PTC News Desk: The Reserve Bank of India's (RBI) Monetary Policy Committee unanimously decided to keep the policy repo rate at 6.5 percent at its December review meeting, maintaining the status quo for the fifth consecutive time.
When deliberating the policy statement on Friday morning, RBI Governor Shaktikanta Das cited decreasing inflation as a reason for keeping the policy stance unchanged.
Retail inflation in India eased further in October, supported by a relative decline in some sub-indexes. The October consumer price index (CPI) was 4.87 percent, down from 5.02 percent the previous month.
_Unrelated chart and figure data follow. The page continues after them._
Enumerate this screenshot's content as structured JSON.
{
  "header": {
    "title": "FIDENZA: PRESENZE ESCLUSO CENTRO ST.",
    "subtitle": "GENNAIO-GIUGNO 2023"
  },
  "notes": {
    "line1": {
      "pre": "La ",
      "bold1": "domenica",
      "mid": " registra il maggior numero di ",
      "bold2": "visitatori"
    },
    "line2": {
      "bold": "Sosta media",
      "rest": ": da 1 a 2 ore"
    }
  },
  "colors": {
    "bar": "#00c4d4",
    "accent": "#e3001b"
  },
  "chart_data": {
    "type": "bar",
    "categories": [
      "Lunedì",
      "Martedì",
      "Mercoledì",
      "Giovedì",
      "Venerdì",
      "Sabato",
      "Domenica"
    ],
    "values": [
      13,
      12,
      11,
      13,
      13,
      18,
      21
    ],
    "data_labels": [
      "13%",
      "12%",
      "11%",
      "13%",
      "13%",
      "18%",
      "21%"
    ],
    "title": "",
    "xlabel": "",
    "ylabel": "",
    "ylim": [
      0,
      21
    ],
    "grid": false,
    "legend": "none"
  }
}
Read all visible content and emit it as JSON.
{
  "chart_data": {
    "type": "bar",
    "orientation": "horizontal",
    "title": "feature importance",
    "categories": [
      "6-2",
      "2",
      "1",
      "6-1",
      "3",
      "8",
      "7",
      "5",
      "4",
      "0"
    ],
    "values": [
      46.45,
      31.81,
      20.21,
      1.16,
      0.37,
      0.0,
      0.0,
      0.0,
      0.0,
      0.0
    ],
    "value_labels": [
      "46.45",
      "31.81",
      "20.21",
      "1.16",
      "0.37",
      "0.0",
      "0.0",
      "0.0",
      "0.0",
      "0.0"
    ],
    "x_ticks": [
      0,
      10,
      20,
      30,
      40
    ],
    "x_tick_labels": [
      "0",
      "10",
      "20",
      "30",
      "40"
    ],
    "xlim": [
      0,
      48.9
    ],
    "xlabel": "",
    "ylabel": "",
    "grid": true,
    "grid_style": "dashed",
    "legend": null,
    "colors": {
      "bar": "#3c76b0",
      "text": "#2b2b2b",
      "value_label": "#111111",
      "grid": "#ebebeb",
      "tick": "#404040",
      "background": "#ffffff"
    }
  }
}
Retail inflation in India, on the other hand, is within the RBI's 2-6 percent comfort zone but above the ideal 4 percent.
Das also stated that the MPC decided by a majority of 5 out of 6 members to maintain its focus on gradually withdrawing accommodation to ensure that inflation over time aligns with the target while supporting growth.
Das also mentioned strong GDP growth in the second quarter.
During the July-September quarter of the current fiscal year 2023-24, the Indian economy grew 7.6 percent, keeping it as the fastest-growing major economy. The April-June quarter GDP growth in India was 7.8 percent.
The RBI's bimonthly monetary policy committee (MPC) meeting began on Wednesday. In a typical fiscal year, the RBI holds six bimonthly meetings to discuss interest rates, the money supply, the inflation outlook, and various macroeconomic indicators.
The monetary policy committee unanimously decided to keep the policy repo rate unchanged at 6.5 percent for the fourth time in a row at its October review meeting, thus maintaining the status quo.
It has kept the repo rate at 6.5 percent unchanged in the last four meetings. The repo rate is the interest rate at which the RBI lends to other banks.